HSBC Will Stay in U.S. But Focus Energies Elsewhere

After months of dropping ominous hints about the fate of its U.S. unit, the leadership of HSBC Holdings ultimately decided to keep it mostly intact.

Europe's largest bank announced a major overhaul on Tuesday that will include selling its operations in Brazil and Turkey, eliminating as many as 50,000 jobs through layoffs and divestitures, rebranding in the U.K. and turning its focus back to its core markets in Asia.

Changes are coming to the U.S. market, too, but they will be more muted. The $185 billion-asset HSBC USA will refocus on multinational commercial clients and further slim down its consumer business, which has become far less important in recent years. Its U.S. retail network, which many analysts consider a major drain, will remain more or less as is, though some branches will be cut.

Three months ago, HSBC Holdings Chief Executive Stuart Gulliver said the U.S. bank needed to become more profitable or face "extreme solutions."

On Tuesday, Gulliver spent more time justifying the decision to keep the U.S. unit intact than threatening severe reforms. The U.S. is "absolutely critical" and serves as a "flywheel" for HSBC's activities around the world, he said.

The size of the U.S. economy, the number of multinationals based in America and the dollar's status as reserve currency all make it necessary for HSBC to have a U.S. presence, but a U.S. presence that is focused abroad and "not about us doing domestic business," he said.

Yet HSBC also plans to keep its U.S. retail and wealth-management business — which some analysts and investors have called for it to sell or greatly shrink. Gulliver touted the low-cost funding that U.S. retail banking provides and its importance for serving wealthier, cosmopolitan clients.

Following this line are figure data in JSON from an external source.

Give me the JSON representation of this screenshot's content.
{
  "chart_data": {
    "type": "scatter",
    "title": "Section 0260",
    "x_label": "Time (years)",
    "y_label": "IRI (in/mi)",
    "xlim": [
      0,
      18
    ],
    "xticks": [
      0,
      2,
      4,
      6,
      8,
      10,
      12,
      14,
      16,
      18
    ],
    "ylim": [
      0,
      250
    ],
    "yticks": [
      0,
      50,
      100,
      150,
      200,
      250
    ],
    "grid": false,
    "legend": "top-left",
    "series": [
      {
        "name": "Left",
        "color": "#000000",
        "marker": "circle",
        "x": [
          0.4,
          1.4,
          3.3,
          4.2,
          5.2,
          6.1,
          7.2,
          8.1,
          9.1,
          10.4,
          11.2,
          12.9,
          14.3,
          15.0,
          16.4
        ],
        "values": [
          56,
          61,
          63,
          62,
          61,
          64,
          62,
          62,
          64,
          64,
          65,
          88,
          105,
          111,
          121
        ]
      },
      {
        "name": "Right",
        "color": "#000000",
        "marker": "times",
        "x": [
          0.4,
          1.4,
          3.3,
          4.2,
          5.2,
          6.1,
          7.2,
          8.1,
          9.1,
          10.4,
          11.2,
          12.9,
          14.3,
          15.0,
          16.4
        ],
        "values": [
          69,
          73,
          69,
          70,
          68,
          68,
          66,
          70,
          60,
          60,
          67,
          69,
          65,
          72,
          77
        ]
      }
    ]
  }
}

He also argued that a bank of HSBC's scale essentially has little choice but to keep its U.S retail network.

"It may sound like an odd thing to say, but if you're running a universal banking model, you're running a universal banking model," Gulliver said. "If you pick and choose which customer groups you're working with in particular countries, you're not running a universal banking model."

Anticipation had been high for months about HSBC's overhaul plan, which was unveiled at the bank's annual investor day. The details fell short of the major restructuring that some analysts had predicted, and the company's shares on the New York Stock Exchange had dropped nearly 1% by late afternoon.

The plan is an ambitious mixture of shrinkage and growth aimed at cutting back less profitable business lines and redeploying the money in growing sectors like Asia. By 2017, HSBC plans to hit a return on equity of more than 10%, cut its costs by as much as $5 billion and reduce risk-weighted assets by about $290 billion.

Analysts generally approved of the targets, but wondered whether HSBC can deliver. The goals are "quite dependent on achieving strong revenue growth," a group of Barclays analysts wrote. Keefe, Bruyette & Woods analysts wrote that they were "somewhat skeptical" that the bank can hit its cost savings and return more cash to shareholders while also growing organically at the target rate.

The success or failure will depend in large part on North America, where HSBC plans to improve profitability by focusing on cross-border business in Canada, Mexico and the U.S.

"We obviously will need to turn the U.S. operation around," said Gulliver, and the turnaround will come "in the context of [the North American Free Trade Agreement]."

It hopes to increase its revenue from trade along the NAFTA corridor from $250 million to as much as $450 million by the end of 2017, a company slideshow shows.

HSBC executives stressed that the U.S. bank is crucial to overall revenue in ways that do not always show up on the U.S. bank's earnings statement. Clients headquartered in the U.S. provide revenue to other HSBC country segments as they do business abroad, said Pat Burke, CEO for HSBC North America. Ninety percent of U.S commercial clients do business in three or more countries, according to an HSBC presentation released Tuesday.

The U.S. unit is a "significant fountain of value to the rest of the group," Burke said.

Still, HSBC plans to try to make it more profitable in its own right. HSBC plans to cut as much as $350 million in spending at the U.S. unit over the next two years.

However, due in part to rising compliance costs, these cuts would mean just holding total expenses at the 2014 level of $3.4 billion.

It plans to reach these cost savings by reducing branch square footage, completing the switch to a new core-banking system and sending support jobs either offshore or away from high-cost locations like New York City, to lower-cost areas like Chicago and Buffalo, Burke said.

He conceded that the U.S. retail network is currently a net drag on profitability, but he said that "we can do better." Funding through the retail network is cheaper than wholesale funding, and the company would not want to be completely reliant on wholesale funding during a period of tumult, Burke said.

The U.S. unit will also continue its pivot away from consumer toward commercial lending — a shift that has been in progress for several years. Consumer loans made up just 25% of HSBC USA's loan book at the end of 2014, down from 40% at the end of 2010.

Burke announced Tuesday plans to sell a further $10 billion from its portfolio of U.S. consumer loans and mortgages over the next two to three years. That portfolio was about $23 billion as of the end of March, the company said. The money will be invested in commercial-banking activities or maybe paid out to the parent company as a dividend, Burke said.